Conclusões sobre a escatologia platônica

A verdade fundamental que os mitos procuram sugerir e fazer acreditar é uma verdade de “fé raciocinada”, como vimos na seção introdutória. Em síntese, essa verdade consiste em admitir que o homem encontra-se de passagem na terra e que a vida terrena constitui uma prova. A verdadeira vida situa-se no além, no Hades (o invisível). No Hades, a alma é “julgada” exclusiva­mente com base no critério da justiça e da injustiça, da temperança e da devassidão, da virtude e do vício. Com nada mais se preocu­pam os juizes do além; de nada importa o fato de que a alma tenha sido a alma de um grande rei ou do mais humilde dos súditos; o que conta são apenas os sinais de justiça e de injustiça que a alma traz em si.
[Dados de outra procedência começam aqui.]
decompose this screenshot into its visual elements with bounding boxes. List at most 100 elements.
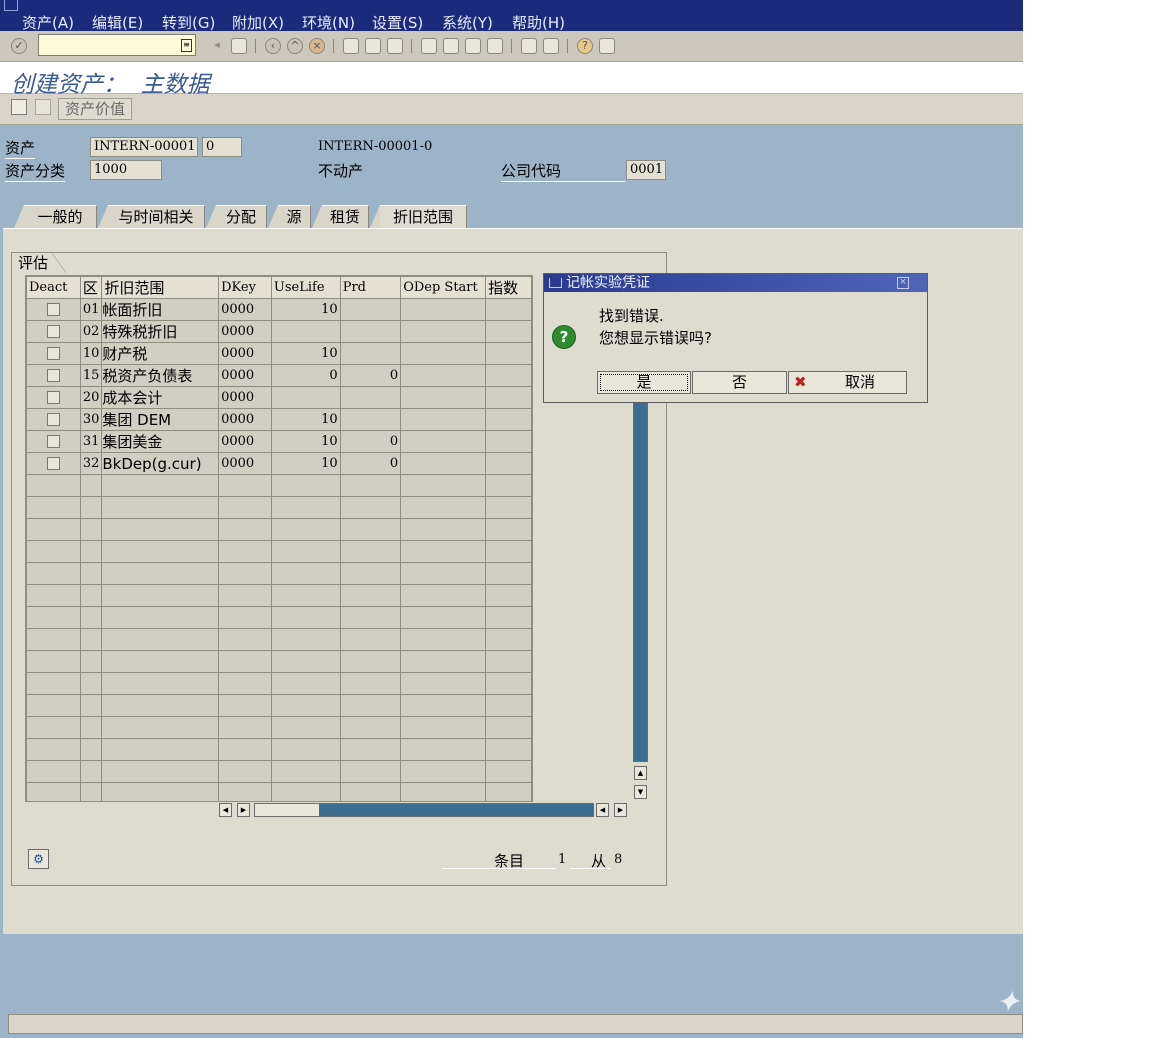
dkey-cell[interactable]: 0000 xyxy=(218,298,272,321)
index-cell[interactable] xyxy=(485,342,532,365)
dep-area-name-cell[interactable]: 帐面折旧 xyxy=(101,298,220,321)
odep-start-cell[interactable] xyxy=(400,386,487,409)
dep-area-name-cell[interactable]: BkDep(g.cur) xyxy=(101,452,220,475)
company-code-field[interactable]: 0001 xyxy=(626,160,666,180)
table-settings-icon[interactable]: ⚙ xyxy=(28,849,49,869)
dep-area-name-cell[interactable]: 税资产负债表 xyxy=(101,364,220,387)
area-cell[interactable]: 01 xyxy=(79,298,103,321)
deact-checkbox[interactable] xyxy=(46,413,60,426)
area-cell[interactable]: 10 xyxy=(79,342,103,365)
odep-start-cell[interactable] xyxy=(400,342,487,365)
column-header-index[interactable]: 指数 xyxy=(485,276,532,299)
table-row[interactable]: 10 财产税 0000 10 xyxy=(26,342,532,365)
cancel-button[interactable]: ✖ 取消 xyxy=(788,371,907,394)
menu-edit[interactable]: 编辑(E) xyxy=(92,12,143,33)
dkey-cell[interactable]: 0000 xyxy=(218,430,272,453)
deact-checkbox-cell[interactable] xyxy=(26,408,81,431)
tab-origin[interactable]: 源 xyxy=(268,205,311,228)
close-icon[interactable]: × xyxy=(897,277,909,289)
deact-checkbox-cell[interactable] xyxy=(26,452,81,475)
odep-start-cell[interactable] xyxy=(400,408,487,431)
prd-cell[interactable]: 0 xyxy=(339,364,402,387)
other-asset-icon[interactable] xyxy=(11,99,27,115)
horizontal-scroll-track[interactable] xyxy=(254,803,594,817)
dep-area-name-cell[interactable]: 集团 DEM xyxy=(101,408,220,431)
menu-goto[interactable]: 转到(G) xyxy=(162,12,215,33)
cancel-icon[interactable]: × xyxy=(309,38,325,54)
dkey-cell[interactable]: 0000 xyxy=(218,452,272,475)
column-header-dkey[interactable]: DKey xyxy=(218,276,272,299)
next-page-icon[interactable] xyxy=(465,38,481,54)
odep-start-cell[interactable] xyxy=(400,364,487,387)
odep-start-cell[interactable] xyxy=(400,320,487,343)
layout-menu-icon[interactable] xyxy=(599,38,615,54)
deact-checkbox-cell[interactable] xyxy=(26,298,81,321)
scroll-left-icon[interactable]: ◀ xyxy=(219,803,232,817)
uselife-cell[interactable] xyxy=(270,386,341,409)
enter-check-icon[interactable]: ✓ xyxy=(11,38,27,54)
prd-cell[interactable] xyxy=(339,386,402,409)
dep-area-name-cell[interactable]: 财产税 xyxy=(101,342,220,365)
asset-subnumber-field[interactable]: 0 xyxy=(202,137,242,157)
scroll-left-end-icon[interactable]: ◀ xyxy=(596,803,609,817)
horizontal-scroll-thumb[interactable] xyxy=(255,804,319,816)
area-cell[interactable]: 32 xyxy=(79,452,103,475)
scroll-right-end-icon[interactable]: ▶ xyxy=(614,803,627,817)
scroll-up-icon[interactable]: ▲ xyxy=(634,766,647,780)
area-cell[interactable]: 20 xyxy=(79,386,103,409)
prd-cell[interactable]: 0 xyxy=(339,452,402,475)
system-menu-icon[interactable] xyxy=(4,0,18,11)
column-header-deact[interactable]: Deact xyxy=(26,276,81,299)
dep-area-name-cell[interactable]: 成本会计 xyxy=(101,386,220,409)
deact-checkbox-cell[interactable] xyxy=(26,430,81,453)
deact-checkbox[interactable] xyxy=(46,435,60,448)
scroll-right-icon[interactable]: ▶ xyxy=(237,803,250,817)
deact-checkbox[interactable] xyxy=(46,457,60,470)
help-icon[interactable]: ? xyxy=(577,38,593,54)
odep-start-cell[interactable] xyxy=(400,298,487,321)
index-cell[interactable] xyxy=(485,320,532,343)
menu-asset[interactable]: 资产(A) xyxy=(22,12,74,33)
deact-checkbox-cell[interactable] xyxy=(26,364,81,387)
menu-environment[interactable]: 环境(N) xyxy=(302,12,355,33)
index-cell[interactable] xyxy=(485,364,532,387)
dep-area-name-cell[interactable]: 集团美金 xyxy=(101,430,220,453)
odep-start-cell[interactable] xyxy=(400,452,487,475)
dialog-menu-icon[interactable] xyxy=(549,278,562,288)
dkey-cell[interactable]: 0000 xyxy=(218,386,272,409)
table-row[interactable]: 32 BkDep(g.cur) 0000 10 0 xyxy=(26,452,532,475)
deact-checkbox[interactable] xyxy=(46,347,60,360)
area-cell[interactable]: 15 xyxy=(79,364,103,387)
index-cell[interactable] xyxy=(485,408,532,431)
column-header-odep-start[interactable]: ODep Start xyxy=(400,276,487,299)
uselife-cell[interactable]: 10 xyxy=(270,452,341,475)
dkey-cell[interactable]: 0000 xyxy=(218,408,272,431)
area-cell[interactable]: 30 xyxy=(79,408,103,431)
index-cell[interactable] xyxy=(485,386,532,409)
asset-value-button[interactable]: 资产价值 xyxy=(58,98,133,120)
first-page-icon[interactable] xyxy=(421,38,437,54)
asset-class-field[interactable]: 1000 xyxy=(90,160,162,180)
deact-checkbox[interactable] xyxy=(46,391,60,404)
asset-number-field[interactable]: INTERN-00001 xyxy=(90,137,198,157)
index-cell[interactable] xyxy=(485,298,532,321)
back-icon[interactable]: ‹ xyxy=(265,38,281,54)
new-session-icon[interactable] xyxy=(521,38,537,54)
area-cell[interactable]: 02 xyxy=(79,320,103,343)
command-field[interactable]: ≡ xyxy=(38,34,196,56)
command-history-icon[interactable]: ≡ xyxy=(181,39,192,52)
find-next-icon[interactable] xyxy=(387,38,403,54)
deact-checkbox[interactable] xyxy=(46,303,60,316)
tab-depreciation-areas[interactable]: 折旧范围 xyxy=(370,205,467,230)
table-row[interactable]: 02 特殊税折旧 0000 xyxy=(26,320,532,343)
prd-cell[interactable] xyxy=(339,320,402,343)
document-icon[interactable] xyxy=(35,99,51,115)
menu-help[interactable]: 帮助(H) xyxy=(512,12,565,33)
table-row[interactable]: 20 成本会计 0000 xyxy=(26,386,532,409)
index-cell[interactable] xyxy=(485,452,532,475)
prd-cell[interactable] xyxy=(339,408,402,431)
tab-leasing[interactable]: 租赁 xyxy=(312,205,369,228)
table-row[interactable]: 30 集团 DEM 0000 10 xyxy=(26,408,532,431)
table-row[interactable]: 31 集团美金 0000 10 0 xyxy=(26,430,532,453)
uselife-cell[interactable]: 10 xyxy=(270,298,341,321)
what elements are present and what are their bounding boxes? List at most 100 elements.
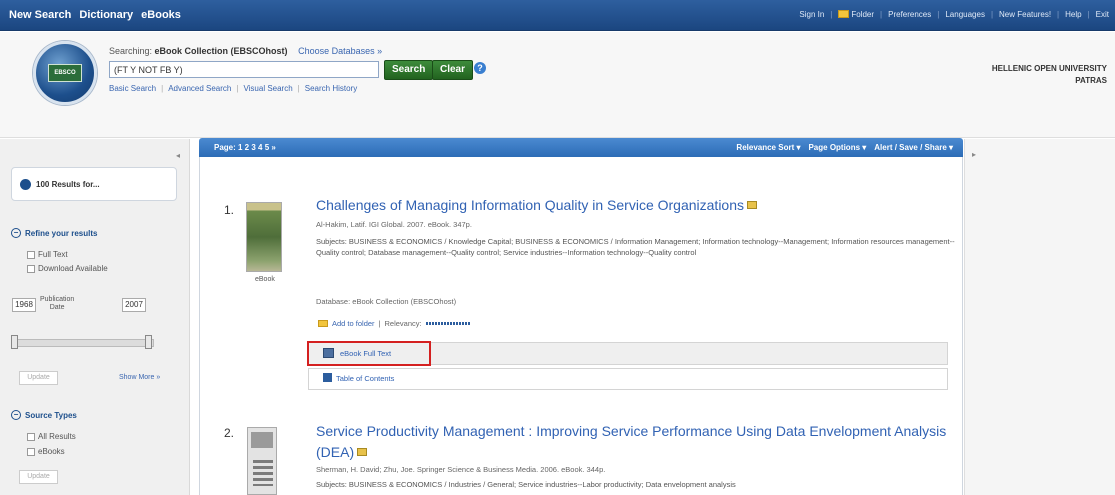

E tríplice pode ser o destino que cabe às almas: a) caso tenha vivido em plena justiça, receberá um prêmio (andará por lugares maravilhosos, nas Ilhas dos Bem-aventurados, ou por lugares ainda superiores e indescritíveis); b) caso tenha vivido em plena injustiça, a ponto de se ter tomado incurável, receberá castigo eterno (será precipitada no Tártaro); c) caso tenha cometido injustiças sanáveis, isto é, caso tenha vivido injustamente apenas’ em parte, arrependendo-se das próprias injustiças, então será apenas punida temporariamente (e após a expiação de suas culpas, receberá o prêmio que merece).

Além das idéias de “juízo”, de “prêmio” e de “castigo”, trans­parece em todos os mitos escatológicos a idéia do significado “libertador” das dores e dos sofrimentos humanos, que adquirem portanto um sentido preciso: “(...) a vantagemsobrevêm às almas apenas através de dores e sofrimentos,tanto aqui na terra como no Hades, porquanto não há outra maneira pela qual possamos nos libertar das injustiças.”

E, finalmente, transparece constantemente a idéia da força salvífica da razão e da filosofia, isto é, da busca e da visão da verdade que salva “para sempre”.